The play also strikes an ironic and reflexive note that is not new in Ibsen’s work, but never before so fully expressed.  Before this play, audiences saw Ibsen as the great modern champion of exposing the dead ideas of conventional social mores and ideals of propriety in such plays as A Doll House, Ghosts, and An Enemy of the People.  But here the action is driven by a character who seems almost a parody of Ibsen, the revealer of unwelcome hidden truths, who seeks to liberate others by these revelations but in fact in destroying their illusions, destroys their happiness as well.  Many Ibsen devotees were puzzled and shocked by the play, seeing it close to Ibsen self-parody, but as time has passed, it has become clear that Ibsen is simply presenting a much more complicated view of the human condition than his first disciples assumed, portraying a world of contradiction and ambiguity in which competing belief systems continually struggle for dominance, with all of them in some way flawed or incomplete, as are the all too human beings who promote or disparage them.  The confused and struggling people in the world of The Wild Duck share with all of us these struggles, and in so doing become among the most sympathetic and deeply human characters in all of Ibsen’s drama.  





David Auburn was awarded the  Pulitzer Prize, Tony Award, and Drama Desk award for his play Proof.  Other plays include Lost Lake, currently on Broadway, The Columnist, The New York Idea, An Upset and Amateurs, The Journals of Mihail Sebastian and Skyscraper. Films include The Girl in the Park (writer/director) and The Lake House. His work has been published in Harper’s, New England Review, and Guilt and Pleasure; and he was a contributing editor to the Oxford American Writers Thesaurus. Last year he gave the Esmond Harmsworth Lecture in American Arts and Letters at Oxford’s Rothermere American Institute. A former Guggenheim Fellow, he lives in New York City.

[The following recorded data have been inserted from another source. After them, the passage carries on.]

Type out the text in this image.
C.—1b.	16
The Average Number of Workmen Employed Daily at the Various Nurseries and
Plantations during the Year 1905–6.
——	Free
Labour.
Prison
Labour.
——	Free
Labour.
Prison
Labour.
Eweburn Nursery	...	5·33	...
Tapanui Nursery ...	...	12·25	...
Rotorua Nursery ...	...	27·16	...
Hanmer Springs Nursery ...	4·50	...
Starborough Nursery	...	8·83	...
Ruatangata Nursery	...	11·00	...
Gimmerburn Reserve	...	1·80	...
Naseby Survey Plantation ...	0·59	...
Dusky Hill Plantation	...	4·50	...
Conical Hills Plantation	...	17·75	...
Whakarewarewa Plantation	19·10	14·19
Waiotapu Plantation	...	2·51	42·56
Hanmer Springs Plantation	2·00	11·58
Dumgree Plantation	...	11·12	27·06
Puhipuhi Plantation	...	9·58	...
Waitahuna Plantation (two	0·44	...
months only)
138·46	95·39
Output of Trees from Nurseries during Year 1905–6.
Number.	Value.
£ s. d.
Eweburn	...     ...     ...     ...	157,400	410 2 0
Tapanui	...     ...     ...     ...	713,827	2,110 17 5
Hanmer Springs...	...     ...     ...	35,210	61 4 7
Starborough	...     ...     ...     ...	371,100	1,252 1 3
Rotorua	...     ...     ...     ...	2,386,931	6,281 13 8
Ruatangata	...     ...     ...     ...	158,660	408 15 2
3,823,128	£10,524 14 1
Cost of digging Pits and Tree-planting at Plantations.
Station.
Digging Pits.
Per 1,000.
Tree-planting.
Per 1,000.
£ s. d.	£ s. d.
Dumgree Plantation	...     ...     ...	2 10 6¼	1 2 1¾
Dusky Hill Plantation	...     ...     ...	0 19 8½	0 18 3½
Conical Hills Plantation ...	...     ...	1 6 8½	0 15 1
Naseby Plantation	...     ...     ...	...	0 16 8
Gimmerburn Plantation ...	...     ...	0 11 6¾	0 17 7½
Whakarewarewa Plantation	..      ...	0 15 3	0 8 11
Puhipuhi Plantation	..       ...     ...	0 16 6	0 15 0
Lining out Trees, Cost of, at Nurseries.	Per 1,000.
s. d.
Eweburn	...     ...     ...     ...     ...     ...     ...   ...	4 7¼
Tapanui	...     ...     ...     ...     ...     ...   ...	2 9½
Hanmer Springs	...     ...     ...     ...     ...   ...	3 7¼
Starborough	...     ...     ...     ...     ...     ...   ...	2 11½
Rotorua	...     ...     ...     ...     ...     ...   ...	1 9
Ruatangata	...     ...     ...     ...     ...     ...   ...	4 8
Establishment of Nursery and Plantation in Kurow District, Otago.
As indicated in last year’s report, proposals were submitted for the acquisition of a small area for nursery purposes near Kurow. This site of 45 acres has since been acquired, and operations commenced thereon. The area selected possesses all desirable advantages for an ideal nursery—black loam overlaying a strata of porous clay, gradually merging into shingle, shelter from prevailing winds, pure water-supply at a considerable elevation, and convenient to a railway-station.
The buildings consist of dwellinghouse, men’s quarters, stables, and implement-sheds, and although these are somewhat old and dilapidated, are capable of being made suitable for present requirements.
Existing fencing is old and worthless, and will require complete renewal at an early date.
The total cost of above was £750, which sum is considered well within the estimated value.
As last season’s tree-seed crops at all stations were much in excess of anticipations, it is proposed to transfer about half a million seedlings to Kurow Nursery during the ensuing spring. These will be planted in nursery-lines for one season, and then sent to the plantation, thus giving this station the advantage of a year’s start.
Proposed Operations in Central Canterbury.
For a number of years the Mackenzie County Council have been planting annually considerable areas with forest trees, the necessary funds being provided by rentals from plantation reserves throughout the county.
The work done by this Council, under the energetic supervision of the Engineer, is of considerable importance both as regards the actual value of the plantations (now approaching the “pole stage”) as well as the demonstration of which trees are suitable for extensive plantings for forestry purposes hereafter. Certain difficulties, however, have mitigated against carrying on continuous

Henrik Ibsen is the world's most frequently performed dramatist after William Shakespeare. Born in Skien on March 20, 1828, Ibsen’s childhood was marked with the sudden misfortune of his father’s bankruptcy and his family’s forced retreat to their small summer home in Venstøp.  Financial difficulty and dark family secrets became a common theme in his writing. His major works include Brand, Peer Gynt, An Enemy of the People, Emperor and Galilean, A Doll's House, Hedda Gabler, Ghosts, The Wild Duck, Rosmersholm, and The Master Builder, and although most of his plays are set in Norway—often in places reminiscent of Skien—Ibsen lived for 27 years in Italy and Germany, and rarely visited Norway during his most productive years. Ibsen is often ranked as one of the truly great playwrights in the European tradition. Richard Hornby describes him as "a profound poetic dramatist—the best since Shakespeare". He is often referred to as "the father of realism" and is one of the founders of Modernism in theatre.